Renato Guttuso e Ezio Pagano

Non avere l’idea di cosa sia un museo

Era il luglio del 1982, quando il perdurare della mala gestione del Museo Guttuso di Bagheria vide mobilitare alcuni amici di Guttuso, tra i quali il prof. Franco Lo Piparo, dell’Università di Palermo, nel tentativo di trasformare la donazione per il Museo civico in una fondazione; anche per sottrarla all’incuria della gestione comunale e renderla efficiente e funzionante. Quarant’anni dopo non si può dire che le cose siano cambiate in meglio.

Non mi piace tergiversare quando si può essere chiari in modo diretto senza dover spaccare il pelo in quattro. 
Questa riflessione ha come occhiello una frase che lamenta la cattiva gestione del museo di Bagheria, per non essere tacciato come l’unico che non ne condivide la gestione.  

A questo proposito mi chiedo: chi è stato l’esperto che ha deciso di frammentare il finanziamento della civica Galleria, realizzando tanti micro eventi locali al posto di un evento culturale di grande respiro, ad esempio una mostra di interesse nazionale. Dobbiamo per forza lasciare che questi termini: nazionale, internazionale, europeo, eccetera, vengano abusati solo dal politico di turno per millantare prodezze inesistenti del museo. Non sono bastate le feroci critiche sul precedente finanziamento milionario, dove anche in quel caso non c’è stato un nuovo evento culturale da fruire? È veramente difficile cambiare rotta abbandonando il metodo della quantità in favore della qualità? Ci vuole molto a capire che la cultura si fa con la qualità e non con la quantità, che se va bene è valida solo come metodo clientelare? Dobbiamo continuare ad assistere ad un museo dal nome altisonante, come quello di Guttuso, con attività organizzate alla maniera di un dopolavoro ferroviario?

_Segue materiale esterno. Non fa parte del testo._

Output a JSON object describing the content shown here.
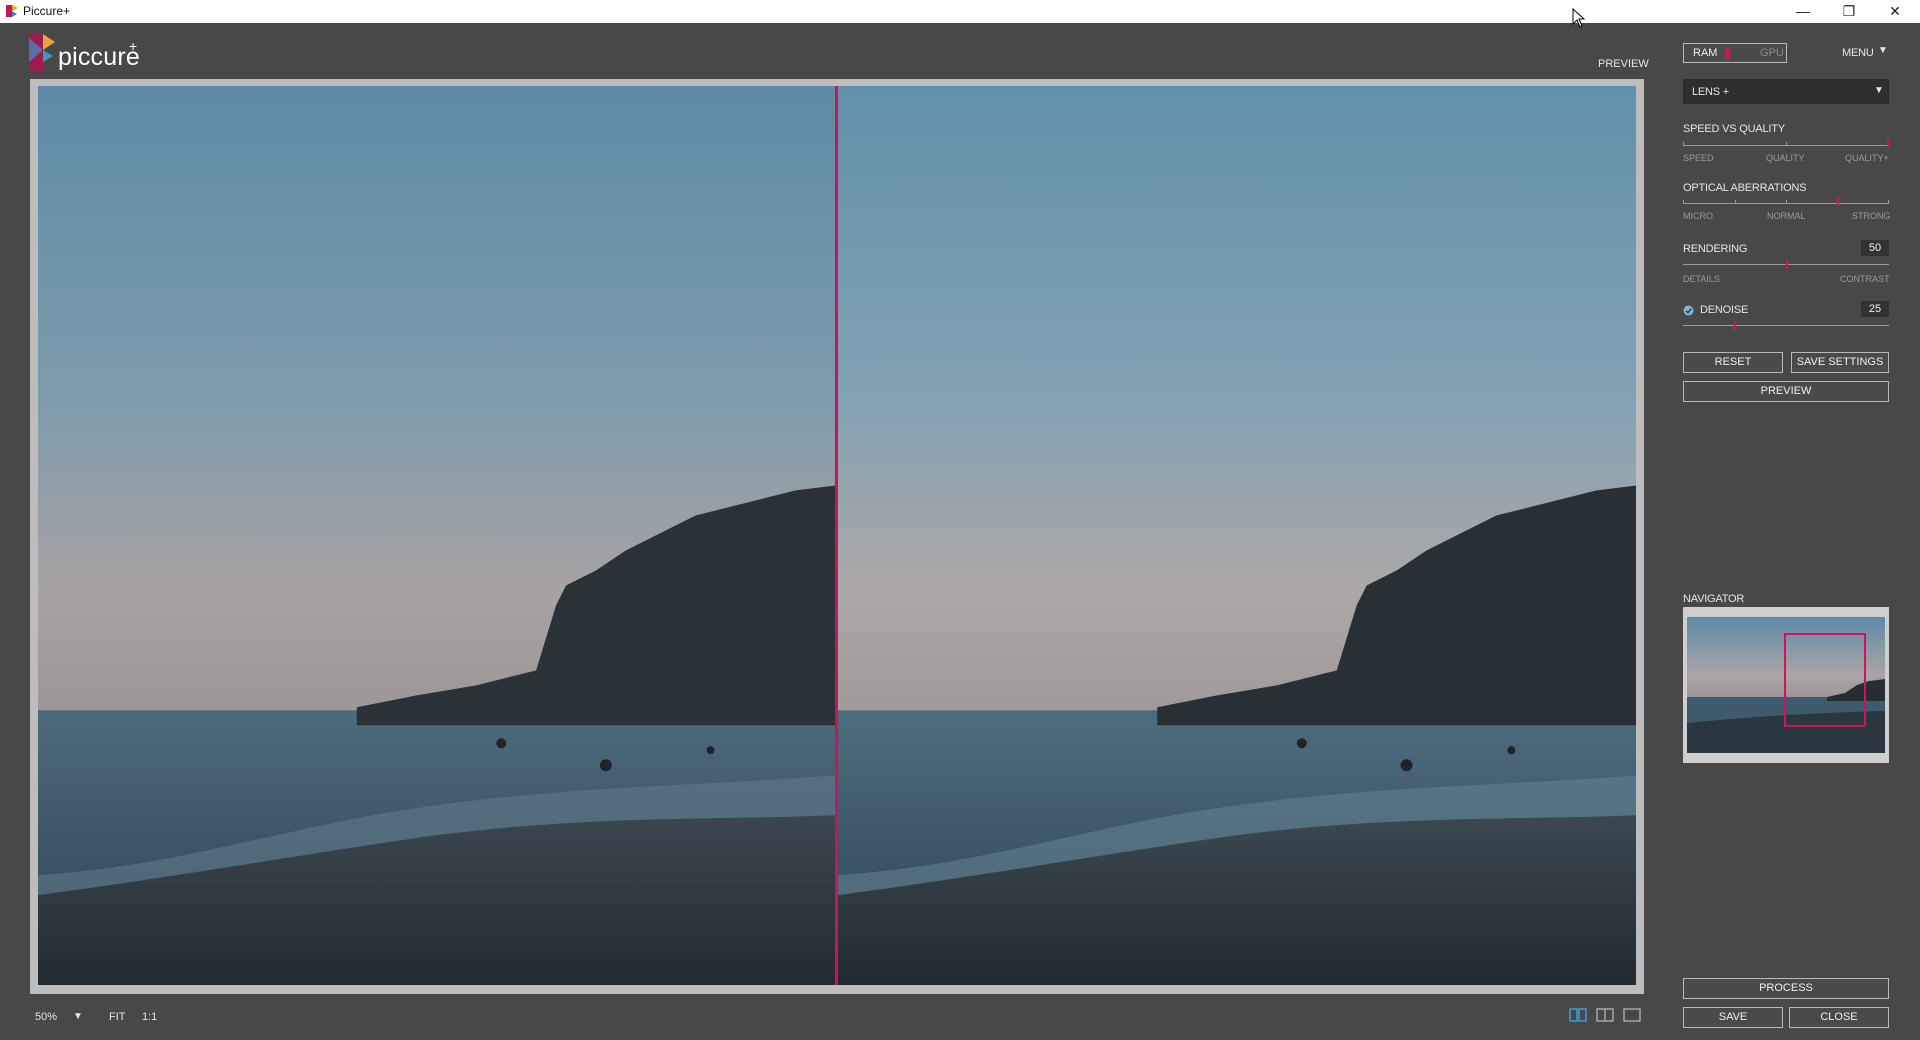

In virtù di questi fatti al “Museo Guttuso” non si può che persistere nella critica negativa che lascia l’amaro in bocca, ancor più se si pensa ai tanti intellettuali affetti da presbiopia che non vedono il grosso macigno che incombe sulle nuove generazioni. La soluzione sta nella governance del “Museo Guttuso”, assente da troppo tempo, com’è assente il buon senso degli amministratori che predicano bene e razzolano male.

Dunque, per il buon nome di Guttuso è auspicabile la chiusura del museo, nelle more che la barca possa avere un timoniere capace di metterla al riparo, a meno che, non vogliamo riconoscere che nel 1911 don Gioacchino, padre di Renato, fu un profeta quando alla nascita del figlio disse che Bagheria non era degna di averlo come suo cittadino, andandolo a registrare per protesta all’anagrafe di Palermo.